23 entreprises de la région sont certifiées EDT Perspective
• SARL Toulouse-Achte• SARL Lemeiter TP• SAS Plichon• ETS Cachera• ETS Delestrez• STE Stam• EURL ATS• SARL Merlier-Lequette• SARL Emaille• SARL Stal• SARL Richez• SARL Binauld ETA• SA Picardie Récoltes• Entreprise Maréchal TPN• ETA Manscourt• Ets Mennesson• Ruckebusch• SAS Ledent• SAS Multitrav• SARL Santagri Services• SARL Poteau François • Espaces Verts• SARL BrassetRetrouvez les coordonnéessur le site :http://edtperspective.com
INTERVIEW
Gérard Napias
Président de la FNEDT depuis 2002
La fronde des entrepreneurs contre certaines dérives
Quel est l’état d’esprit de la profession à la sortie de ce congrès national ?
C’est une morosité générale qui se dégage. Nous en avons assez de l’accumulation des directives néfastes à notre dynamique.
Le gouvernement a imposé aux EDT d’être certifiés, un gros travail de professionnalisation a alors été mené depuis 9 ans pour aboutir à 16 500 certificats individuels délivrés dans les règles.
Et voilà qu’un amendement relatif au projet de loi d’Avenir a été voté par les sénateurs et a reçu un avis favorable du gouvernement pour déroger à l’obligation d’agrément pour l’application des produits phytosanitaires. Ce nouveau volte-face est inacceptable, la profession s’y oppose fermement.
Pourquoi imposer une règle à certains et pas à d’autres ?
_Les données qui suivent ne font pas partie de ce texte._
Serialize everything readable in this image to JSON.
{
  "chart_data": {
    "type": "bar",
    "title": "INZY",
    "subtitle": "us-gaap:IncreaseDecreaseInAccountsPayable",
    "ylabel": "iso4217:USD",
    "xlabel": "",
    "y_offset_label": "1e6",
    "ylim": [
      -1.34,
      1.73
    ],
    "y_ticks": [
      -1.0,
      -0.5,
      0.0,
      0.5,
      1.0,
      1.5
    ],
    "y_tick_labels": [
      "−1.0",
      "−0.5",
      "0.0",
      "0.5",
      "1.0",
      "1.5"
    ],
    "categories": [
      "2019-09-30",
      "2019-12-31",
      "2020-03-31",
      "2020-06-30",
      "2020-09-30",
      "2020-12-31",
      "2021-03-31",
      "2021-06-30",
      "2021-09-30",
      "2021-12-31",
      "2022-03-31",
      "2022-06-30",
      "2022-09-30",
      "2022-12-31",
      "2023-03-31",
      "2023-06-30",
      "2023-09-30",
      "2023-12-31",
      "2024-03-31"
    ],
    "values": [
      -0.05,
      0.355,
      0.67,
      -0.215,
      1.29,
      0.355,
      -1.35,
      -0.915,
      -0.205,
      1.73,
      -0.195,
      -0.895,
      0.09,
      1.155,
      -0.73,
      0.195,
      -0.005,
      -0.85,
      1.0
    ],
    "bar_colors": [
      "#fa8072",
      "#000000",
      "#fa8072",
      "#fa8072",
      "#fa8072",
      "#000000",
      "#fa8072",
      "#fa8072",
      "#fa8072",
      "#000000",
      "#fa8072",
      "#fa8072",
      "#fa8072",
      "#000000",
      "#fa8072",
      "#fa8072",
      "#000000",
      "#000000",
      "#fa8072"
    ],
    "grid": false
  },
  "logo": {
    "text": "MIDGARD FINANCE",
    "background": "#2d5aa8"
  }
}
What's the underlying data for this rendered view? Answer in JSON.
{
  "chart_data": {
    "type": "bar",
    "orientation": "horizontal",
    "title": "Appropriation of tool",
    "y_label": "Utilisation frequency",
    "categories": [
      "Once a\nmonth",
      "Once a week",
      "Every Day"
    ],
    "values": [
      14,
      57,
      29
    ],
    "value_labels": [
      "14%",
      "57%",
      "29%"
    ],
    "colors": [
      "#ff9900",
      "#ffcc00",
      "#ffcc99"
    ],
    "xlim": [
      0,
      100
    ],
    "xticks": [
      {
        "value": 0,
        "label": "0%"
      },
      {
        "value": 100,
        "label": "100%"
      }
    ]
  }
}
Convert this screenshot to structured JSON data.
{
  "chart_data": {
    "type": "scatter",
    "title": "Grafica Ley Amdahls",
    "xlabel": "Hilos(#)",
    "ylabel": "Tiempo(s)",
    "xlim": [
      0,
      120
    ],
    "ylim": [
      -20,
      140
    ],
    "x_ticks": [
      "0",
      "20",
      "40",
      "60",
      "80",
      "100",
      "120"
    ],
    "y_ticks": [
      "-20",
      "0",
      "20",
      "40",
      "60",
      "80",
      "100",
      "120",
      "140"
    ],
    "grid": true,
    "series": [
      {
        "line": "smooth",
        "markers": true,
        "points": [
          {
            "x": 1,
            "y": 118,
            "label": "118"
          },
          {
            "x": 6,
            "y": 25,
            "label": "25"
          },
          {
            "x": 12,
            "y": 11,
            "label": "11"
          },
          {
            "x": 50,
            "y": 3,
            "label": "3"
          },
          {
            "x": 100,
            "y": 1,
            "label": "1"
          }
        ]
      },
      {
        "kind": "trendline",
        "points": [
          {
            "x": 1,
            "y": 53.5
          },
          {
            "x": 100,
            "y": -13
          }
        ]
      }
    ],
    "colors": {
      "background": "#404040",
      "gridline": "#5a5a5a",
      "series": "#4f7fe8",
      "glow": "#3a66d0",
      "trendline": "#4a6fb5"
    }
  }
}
Il n’est pas question qu’il existe deux législations différentes pour la même activité.
Vous faites notamment référence aux Cuma ?
En effet, les Cuma sont parvenues à passer au travers de la certification. Nous achetons notre matériel avec nos propres fonds, nous engageons nos biens pour entretenir nos entreprises et des organisations parallèles, subventionnées et avec d’autres obligations, nous font concurrence. Les Cuma doivent exister dans toutes les régions, c’est normal, mais la législation a permis de créer des mastodontes cachés pour beaucoup sous l’étiquette «Cuma» et procédant à des prestations de service. Elles sont autorisées à effectuer des prestations dans des collectivités jusqu’à 2 500 habitants et demandent désormais de travailler pour des collectivités de 3 500 habitants.
Il faut agir pour maîtriser cette situation. Nous effectuerons le nécessaire pour faire reconnaître les abus de cette concurrence déloyale.
Une simplification administrative serait-elle facteur de dynamisme pour la profession ?
Beaucoup d’entrepreneurs se sentent étouffés derrière le millefeuille administratif. Cette complexité est un frein qui nous empêche d’embaucher des personnes.
Il serait nécessaire de faire sauter pas mal de verrous, d’alléger les procédures et d’apposer davantage de souplesse dans certaines applications de texte.
À l’inverse, nous voudrions anticiper certains points, en vain pour le moment.
C’est le cas des fiches individuelles d’exposition aux risques professionnels dont nous attendons toujours la fixation par décret. Notre fédération a le vent en poupe et se doit de défendre les nouvelles prérogatives et tous les entrepreneurs.